Car ce plan va à l’encontre de certains intérêts bourgeois, sans parler de la résistance croissante que son exécution suscite dans les masses travailleuses. Le fascisme ne peut se borner, vis-à-vis des capitalistes et de l’Etat, au racket, aux exactions et aux hold-up. Il lui faut la collaboration, les subventions massives, les collusions, l’appui décidé de grands financiers et de grands industriels, en France et à l’étranger. Il lui faut aussi au moins la complicité d’une partie des gérants du « secteur public ». Or, les grandes affaires sont loin de partager aujourd’hui tous les espoirs de l’O.A.S. D’abord, elles fructifient suffisamment sans qu’il soit besoin de risquer des troubles qui affaibliraient leur essor ; elles ont même compris qu’une entente économique avec la nouvelle Afrique du Nord peut leur apporter des profits sérieux. Ensuite, ces affaires sont largement engagées dans le Marché Commun, dont elles deviennent de plus en plus solidaires, et où elles ne peuvent mettre en balance leur position avec une VIe République encore aléatoire (et c’est en partie pour ébranler cette position que l’O.A.S. s’efforce de devenir « européenne » par extension à la Belgique, à l’Italie et à l’Allemagne). Enfin, le capitalisme et l’Etat français, en dépit d’une balance des comptes et du commerce positives, et des grandiloquences de de Gaulle, restent liés au capitalisme nord-américain, et le savent. Le franc est solide, mais non à toute épreuve. Voilà de grandes raisons pour l’O.A.S. de marquer le pas, même à coup d’explosions et d’assassinats.
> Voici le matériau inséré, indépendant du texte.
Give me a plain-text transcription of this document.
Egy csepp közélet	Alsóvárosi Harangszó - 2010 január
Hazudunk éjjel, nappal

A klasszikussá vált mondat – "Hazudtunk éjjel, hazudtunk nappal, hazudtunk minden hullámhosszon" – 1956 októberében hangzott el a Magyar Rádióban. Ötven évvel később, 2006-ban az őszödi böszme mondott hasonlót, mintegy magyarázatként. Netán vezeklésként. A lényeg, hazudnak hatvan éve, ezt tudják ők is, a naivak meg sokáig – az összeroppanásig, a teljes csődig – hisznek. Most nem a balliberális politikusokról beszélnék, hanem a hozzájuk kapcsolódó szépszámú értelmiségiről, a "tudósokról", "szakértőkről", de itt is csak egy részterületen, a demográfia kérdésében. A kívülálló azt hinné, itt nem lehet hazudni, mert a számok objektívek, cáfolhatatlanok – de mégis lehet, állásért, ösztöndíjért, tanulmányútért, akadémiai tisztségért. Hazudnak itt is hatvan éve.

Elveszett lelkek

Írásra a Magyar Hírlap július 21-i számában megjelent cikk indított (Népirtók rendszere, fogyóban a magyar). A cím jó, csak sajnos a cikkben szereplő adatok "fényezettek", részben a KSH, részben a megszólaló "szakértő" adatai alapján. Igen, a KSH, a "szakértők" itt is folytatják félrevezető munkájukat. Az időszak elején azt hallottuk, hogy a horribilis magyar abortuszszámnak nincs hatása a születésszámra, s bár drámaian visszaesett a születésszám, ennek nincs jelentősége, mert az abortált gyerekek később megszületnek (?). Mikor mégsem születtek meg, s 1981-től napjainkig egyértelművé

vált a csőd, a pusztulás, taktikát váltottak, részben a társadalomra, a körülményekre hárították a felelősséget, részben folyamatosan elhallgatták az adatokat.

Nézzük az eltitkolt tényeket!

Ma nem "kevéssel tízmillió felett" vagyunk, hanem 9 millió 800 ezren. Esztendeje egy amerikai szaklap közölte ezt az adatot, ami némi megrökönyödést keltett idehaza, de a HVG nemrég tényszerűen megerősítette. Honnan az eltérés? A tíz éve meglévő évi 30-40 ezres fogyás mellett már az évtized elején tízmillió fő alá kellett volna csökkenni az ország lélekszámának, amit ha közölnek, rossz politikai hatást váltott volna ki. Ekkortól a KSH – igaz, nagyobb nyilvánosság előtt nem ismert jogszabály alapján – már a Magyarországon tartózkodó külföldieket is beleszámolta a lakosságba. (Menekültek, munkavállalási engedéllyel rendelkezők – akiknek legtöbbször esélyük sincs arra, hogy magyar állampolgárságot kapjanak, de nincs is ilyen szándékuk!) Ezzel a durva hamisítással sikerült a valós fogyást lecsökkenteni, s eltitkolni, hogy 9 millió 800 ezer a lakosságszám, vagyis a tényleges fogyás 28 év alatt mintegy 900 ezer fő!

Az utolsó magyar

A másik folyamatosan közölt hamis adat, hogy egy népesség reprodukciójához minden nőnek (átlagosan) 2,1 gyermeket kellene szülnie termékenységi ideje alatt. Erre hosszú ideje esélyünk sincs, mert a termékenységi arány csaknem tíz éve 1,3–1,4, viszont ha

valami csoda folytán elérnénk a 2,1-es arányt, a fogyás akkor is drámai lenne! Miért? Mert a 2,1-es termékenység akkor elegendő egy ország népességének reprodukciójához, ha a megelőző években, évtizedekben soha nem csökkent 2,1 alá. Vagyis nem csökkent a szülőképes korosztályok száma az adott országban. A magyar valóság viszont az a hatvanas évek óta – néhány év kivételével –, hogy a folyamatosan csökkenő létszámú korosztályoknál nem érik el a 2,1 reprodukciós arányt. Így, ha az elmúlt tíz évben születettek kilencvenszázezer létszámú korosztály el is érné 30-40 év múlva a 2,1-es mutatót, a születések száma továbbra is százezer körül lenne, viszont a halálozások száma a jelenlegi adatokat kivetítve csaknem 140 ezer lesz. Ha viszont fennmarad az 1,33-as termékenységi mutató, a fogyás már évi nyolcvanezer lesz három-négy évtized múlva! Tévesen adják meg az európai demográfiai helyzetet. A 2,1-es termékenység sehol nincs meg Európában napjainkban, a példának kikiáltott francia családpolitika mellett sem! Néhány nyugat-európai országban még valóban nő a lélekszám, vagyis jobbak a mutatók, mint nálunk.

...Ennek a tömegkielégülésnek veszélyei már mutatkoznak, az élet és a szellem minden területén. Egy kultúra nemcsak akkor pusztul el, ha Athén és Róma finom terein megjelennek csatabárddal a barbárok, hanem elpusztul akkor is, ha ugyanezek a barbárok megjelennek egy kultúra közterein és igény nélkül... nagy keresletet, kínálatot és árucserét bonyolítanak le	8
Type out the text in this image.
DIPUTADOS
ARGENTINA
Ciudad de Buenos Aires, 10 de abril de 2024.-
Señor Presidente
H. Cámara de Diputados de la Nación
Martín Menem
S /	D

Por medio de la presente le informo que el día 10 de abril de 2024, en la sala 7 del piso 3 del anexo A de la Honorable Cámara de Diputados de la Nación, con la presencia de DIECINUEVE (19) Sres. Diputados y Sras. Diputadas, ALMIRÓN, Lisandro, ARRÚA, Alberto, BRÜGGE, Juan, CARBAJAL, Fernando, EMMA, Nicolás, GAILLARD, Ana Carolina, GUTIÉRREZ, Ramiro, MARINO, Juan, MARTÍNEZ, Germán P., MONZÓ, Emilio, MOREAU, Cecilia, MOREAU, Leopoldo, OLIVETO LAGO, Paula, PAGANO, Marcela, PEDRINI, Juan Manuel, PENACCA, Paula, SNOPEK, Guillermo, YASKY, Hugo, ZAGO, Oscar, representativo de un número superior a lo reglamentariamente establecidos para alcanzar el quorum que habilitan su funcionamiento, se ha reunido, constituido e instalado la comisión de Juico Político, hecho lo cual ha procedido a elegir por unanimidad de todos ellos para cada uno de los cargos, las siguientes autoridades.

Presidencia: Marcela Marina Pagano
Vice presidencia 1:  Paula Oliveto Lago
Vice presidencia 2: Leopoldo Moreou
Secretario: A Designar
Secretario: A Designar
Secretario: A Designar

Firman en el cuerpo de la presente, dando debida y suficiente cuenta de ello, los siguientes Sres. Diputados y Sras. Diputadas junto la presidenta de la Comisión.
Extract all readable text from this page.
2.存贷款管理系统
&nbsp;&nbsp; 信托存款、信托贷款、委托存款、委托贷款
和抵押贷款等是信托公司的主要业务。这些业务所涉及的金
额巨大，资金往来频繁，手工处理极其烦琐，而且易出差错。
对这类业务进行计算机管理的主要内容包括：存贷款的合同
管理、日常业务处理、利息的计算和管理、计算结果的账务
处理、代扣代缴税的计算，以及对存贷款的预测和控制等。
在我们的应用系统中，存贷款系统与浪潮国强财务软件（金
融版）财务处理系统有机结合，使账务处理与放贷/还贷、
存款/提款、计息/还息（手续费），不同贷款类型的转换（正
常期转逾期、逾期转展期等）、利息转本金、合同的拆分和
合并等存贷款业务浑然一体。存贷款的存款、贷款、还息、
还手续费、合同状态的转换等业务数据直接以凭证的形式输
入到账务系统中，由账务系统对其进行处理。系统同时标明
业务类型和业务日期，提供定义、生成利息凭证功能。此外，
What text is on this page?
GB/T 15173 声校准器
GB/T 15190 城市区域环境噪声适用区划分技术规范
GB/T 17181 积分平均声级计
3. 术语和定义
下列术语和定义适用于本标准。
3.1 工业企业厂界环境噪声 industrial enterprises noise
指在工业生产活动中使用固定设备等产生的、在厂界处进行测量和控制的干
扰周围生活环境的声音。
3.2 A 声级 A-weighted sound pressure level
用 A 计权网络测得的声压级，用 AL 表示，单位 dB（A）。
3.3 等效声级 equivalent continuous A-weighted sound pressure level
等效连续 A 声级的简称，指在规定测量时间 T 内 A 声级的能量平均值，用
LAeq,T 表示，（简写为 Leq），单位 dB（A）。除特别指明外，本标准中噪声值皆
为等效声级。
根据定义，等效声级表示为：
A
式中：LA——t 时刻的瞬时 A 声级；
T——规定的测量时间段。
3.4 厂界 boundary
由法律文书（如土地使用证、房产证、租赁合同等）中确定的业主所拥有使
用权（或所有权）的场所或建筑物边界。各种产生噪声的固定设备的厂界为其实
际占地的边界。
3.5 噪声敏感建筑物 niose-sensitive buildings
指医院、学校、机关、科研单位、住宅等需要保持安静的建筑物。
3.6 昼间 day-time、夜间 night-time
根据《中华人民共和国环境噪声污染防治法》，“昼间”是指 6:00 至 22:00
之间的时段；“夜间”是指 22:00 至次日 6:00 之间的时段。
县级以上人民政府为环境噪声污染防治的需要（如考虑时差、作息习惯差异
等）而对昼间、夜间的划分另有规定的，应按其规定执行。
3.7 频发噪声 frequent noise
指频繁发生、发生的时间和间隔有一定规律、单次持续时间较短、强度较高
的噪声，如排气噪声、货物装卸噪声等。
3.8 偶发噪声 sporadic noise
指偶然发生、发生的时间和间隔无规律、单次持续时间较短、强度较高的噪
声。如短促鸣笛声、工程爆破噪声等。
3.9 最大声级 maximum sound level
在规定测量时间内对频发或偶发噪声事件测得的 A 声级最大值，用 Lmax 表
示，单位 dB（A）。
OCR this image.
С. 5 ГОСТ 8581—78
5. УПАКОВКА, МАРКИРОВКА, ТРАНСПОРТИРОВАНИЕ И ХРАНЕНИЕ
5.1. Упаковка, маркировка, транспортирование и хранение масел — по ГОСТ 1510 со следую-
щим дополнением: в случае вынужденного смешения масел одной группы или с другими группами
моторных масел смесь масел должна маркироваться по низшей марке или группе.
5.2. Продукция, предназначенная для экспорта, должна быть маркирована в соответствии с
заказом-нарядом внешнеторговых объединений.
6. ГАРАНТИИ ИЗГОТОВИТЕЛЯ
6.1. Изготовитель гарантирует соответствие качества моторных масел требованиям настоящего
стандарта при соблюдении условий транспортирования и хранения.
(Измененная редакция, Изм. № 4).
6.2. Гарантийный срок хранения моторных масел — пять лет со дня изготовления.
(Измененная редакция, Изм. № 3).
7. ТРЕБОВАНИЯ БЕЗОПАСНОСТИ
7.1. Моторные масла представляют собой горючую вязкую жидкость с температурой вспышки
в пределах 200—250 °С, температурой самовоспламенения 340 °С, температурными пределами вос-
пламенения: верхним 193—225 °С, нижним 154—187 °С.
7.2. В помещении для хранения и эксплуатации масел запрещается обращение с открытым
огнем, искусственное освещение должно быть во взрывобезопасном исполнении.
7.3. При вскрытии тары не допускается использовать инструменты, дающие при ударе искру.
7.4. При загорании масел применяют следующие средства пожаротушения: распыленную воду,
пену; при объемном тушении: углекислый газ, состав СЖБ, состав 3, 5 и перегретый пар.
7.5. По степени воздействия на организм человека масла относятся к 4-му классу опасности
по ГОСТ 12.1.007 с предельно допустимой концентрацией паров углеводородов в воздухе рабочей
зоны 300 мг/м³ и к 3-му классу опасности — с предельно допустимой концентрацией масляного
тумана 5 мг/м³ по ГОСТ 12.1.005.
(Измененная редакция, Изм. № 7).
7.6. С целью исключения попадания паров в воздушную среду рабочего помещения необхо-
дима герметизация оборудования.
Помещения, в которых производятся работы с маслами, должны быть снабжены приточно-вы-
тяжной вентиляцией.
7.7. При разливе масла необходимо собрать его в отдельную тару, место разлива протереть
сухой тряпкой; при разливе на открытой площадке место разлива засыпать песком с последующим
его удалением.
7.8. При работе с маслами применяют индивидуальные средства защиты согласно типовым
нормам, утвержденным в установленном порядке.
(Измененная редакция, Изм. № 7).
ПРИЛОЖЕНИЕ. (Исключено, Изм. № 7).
En outre, il est clair que l’action terroriste de l’O.A.S. et le déchaînement de la police suscitent une réaction croissante dans les masses populaires, qui commencent à prendre conscience des effets à long terme du 13 mai. Si ces masses savent aussi trouver la voie d’une alliance avec celles du Maghreb et de l’Europe, elles seront invincibles, et deviendront peut-être victorieuses dans la voie du socialisme. C’est pourquoi tous les fascistes sont aujourd’hui à la recherche d’une formule pour former un front anti-socialiste (qu’ils appellent anti-communiste). Il se peut qu’impuissants dans la voie du terrorisme d’intimidation, clandestin, ils recourent à l’action publique. De multiples associations maniées par des réactionnaires leur ont ouvert la voie. Des partis de la droite classique aussi, de même que les poujadistes, et en dernier lieu l’embryon de parti fasciste monté par Trinquier. Tout cela montre assez qu’il faut se préparer à affronter de vastes batailles politiques et sociales, sous le signe contraire : celui du rassemblement et de la mobilisation dans un front socialiste qui sera l’armature d’une action étendue à tous les démocrates qui refusent de voir le pays soumis à de nouveaux Hitler.

10 Mars 1962.

Pierre NAVILLE.

P. S. – L’accord entre le gouvernement français et le G.P.R.A. a été signé le 18 mars à Evian. Le cessez-le-feu est intervenu le 19 mars. Ainsi s’ouvre une nouvelle période de l’histoire de France et de l’histoire de l’Afrique du Nord. Les textes de l’accord, qui engagent sérieusement l’avenir, posent de nombreux problèmes nouveaux que nous examinerons prochainement.